Yesterday the Dow rose 203 points on news about employment. A “mere” 512,000 more Americans lost their jobs last week, the 51st consecutive week that weekly job loses exceeded 500,000, This number nonetheless not only beat analyst expectations, it was a bit lower than some previous months job loses. It thus convinced traders that today’s non-farm jobs report for October would show that “only” 150,000 more people were collecting unemployment insurance last month and the official unemployment rate would come in at 9.9 percent.
Today’s employment report came in much worse than expected. Some 190,000 rather than the projected 150,000 more Americans joined unemployment lines. The official unemployment rate of 9.8 percent rose to 10.2 percent.

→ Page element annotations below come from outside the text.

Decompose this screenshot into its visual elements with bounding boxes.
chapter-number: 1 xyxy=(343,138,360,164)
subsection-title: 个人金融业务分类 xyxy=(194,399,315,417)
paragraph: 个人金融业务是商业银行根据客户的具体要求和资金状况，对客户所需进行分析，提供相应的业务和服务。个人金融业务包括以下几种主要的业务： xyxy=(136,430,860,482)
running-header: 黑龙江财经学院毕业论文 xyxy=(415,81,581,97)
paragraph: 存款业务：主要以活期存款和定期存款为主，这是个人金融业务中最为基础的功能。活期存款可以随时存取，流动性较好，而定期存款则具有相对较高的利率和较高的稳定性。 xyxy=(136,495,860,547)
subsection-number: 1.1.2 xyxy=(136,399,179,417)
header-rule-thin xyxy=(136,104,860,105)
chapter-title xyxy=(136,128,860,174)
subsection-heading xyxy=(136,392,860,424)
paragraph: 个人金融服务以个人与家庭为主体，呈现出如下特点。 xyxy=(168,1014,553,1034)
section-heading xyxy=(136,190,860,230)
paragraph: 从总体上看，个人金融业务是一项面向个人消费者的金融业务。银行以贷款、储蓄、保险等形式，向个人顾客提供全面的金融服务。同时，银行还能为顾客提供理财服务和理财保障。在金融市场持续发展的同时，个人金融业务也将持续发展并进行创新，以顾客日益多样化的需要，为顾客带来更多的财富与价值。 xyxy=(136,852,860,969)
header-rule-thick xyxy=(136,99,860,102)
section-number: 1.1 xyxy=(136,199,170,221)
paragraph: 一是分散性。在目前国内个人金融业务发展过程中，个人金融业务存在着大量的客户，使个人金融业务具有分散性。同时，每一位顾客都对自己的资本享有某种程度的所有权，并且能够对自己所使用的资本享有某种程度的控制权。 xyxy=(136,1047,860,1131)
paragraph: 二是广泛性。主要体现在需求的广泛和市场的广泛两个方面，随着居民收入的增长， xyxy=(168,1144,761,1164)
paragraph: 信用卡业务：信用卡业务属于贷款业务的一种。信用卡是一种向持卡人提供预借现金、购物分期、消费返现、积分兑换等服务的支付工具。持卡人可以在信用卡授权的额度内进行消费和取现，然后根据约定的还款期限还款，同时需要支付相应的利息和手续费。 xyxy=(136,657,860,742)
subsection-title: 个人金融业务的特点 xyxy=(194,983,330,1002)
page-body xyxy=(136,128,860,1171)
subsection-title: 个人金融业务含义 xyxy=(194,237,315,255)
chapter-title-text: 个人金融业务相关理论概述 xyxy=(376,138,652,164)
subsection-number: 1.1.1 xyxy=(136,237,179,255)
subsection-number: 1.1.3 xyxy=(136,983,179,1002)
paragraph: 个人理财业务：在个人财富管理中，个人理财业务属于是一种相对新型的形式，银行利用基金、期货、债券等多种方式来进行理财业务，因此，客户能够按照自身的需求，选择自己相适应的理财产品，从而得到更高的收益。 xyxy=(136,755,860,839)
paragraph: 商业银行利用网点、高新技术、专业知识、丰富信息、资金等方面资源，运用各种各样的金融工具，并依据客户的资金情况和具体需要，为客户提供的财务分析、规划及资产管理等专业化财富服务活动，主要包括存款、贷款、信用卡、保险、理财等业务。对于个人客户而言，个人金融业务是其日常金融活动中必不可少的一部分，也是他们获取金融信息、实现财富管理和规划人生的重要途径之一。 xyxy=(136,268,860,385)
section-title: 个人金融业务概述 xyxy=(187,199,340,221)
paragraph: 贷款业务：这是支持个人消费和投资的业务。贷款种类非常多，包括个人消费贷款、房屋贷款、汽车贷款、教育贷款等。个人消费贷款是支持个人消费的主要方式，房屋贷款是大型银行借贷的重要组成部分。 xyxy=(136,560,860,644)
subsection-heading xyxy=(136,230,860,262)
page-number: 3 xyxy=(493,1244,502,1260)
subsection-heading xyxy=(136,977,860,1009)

Did stock prices plunge on the news? No. They actually rose a bit. The reason is that some brokerage houses today awarded upgrades to a few large companies. In other words, one kind of analyst expectation (related to employment) caused he market to soar yesterday, and another kind (related to guesses about future earnings) offset a very scary jobs number with enormous potential negative implications for the economy.
Is there any lesson here for people investing their own money in the stock market? You betcha. Basing stock market investments on real numbers or real trends of any kind today is a total waste of time. The current secret of market success involves surfing the exuberant wave of happy talk and guesswork where the news is always good if the obvious is disdained and the worrisome ignored.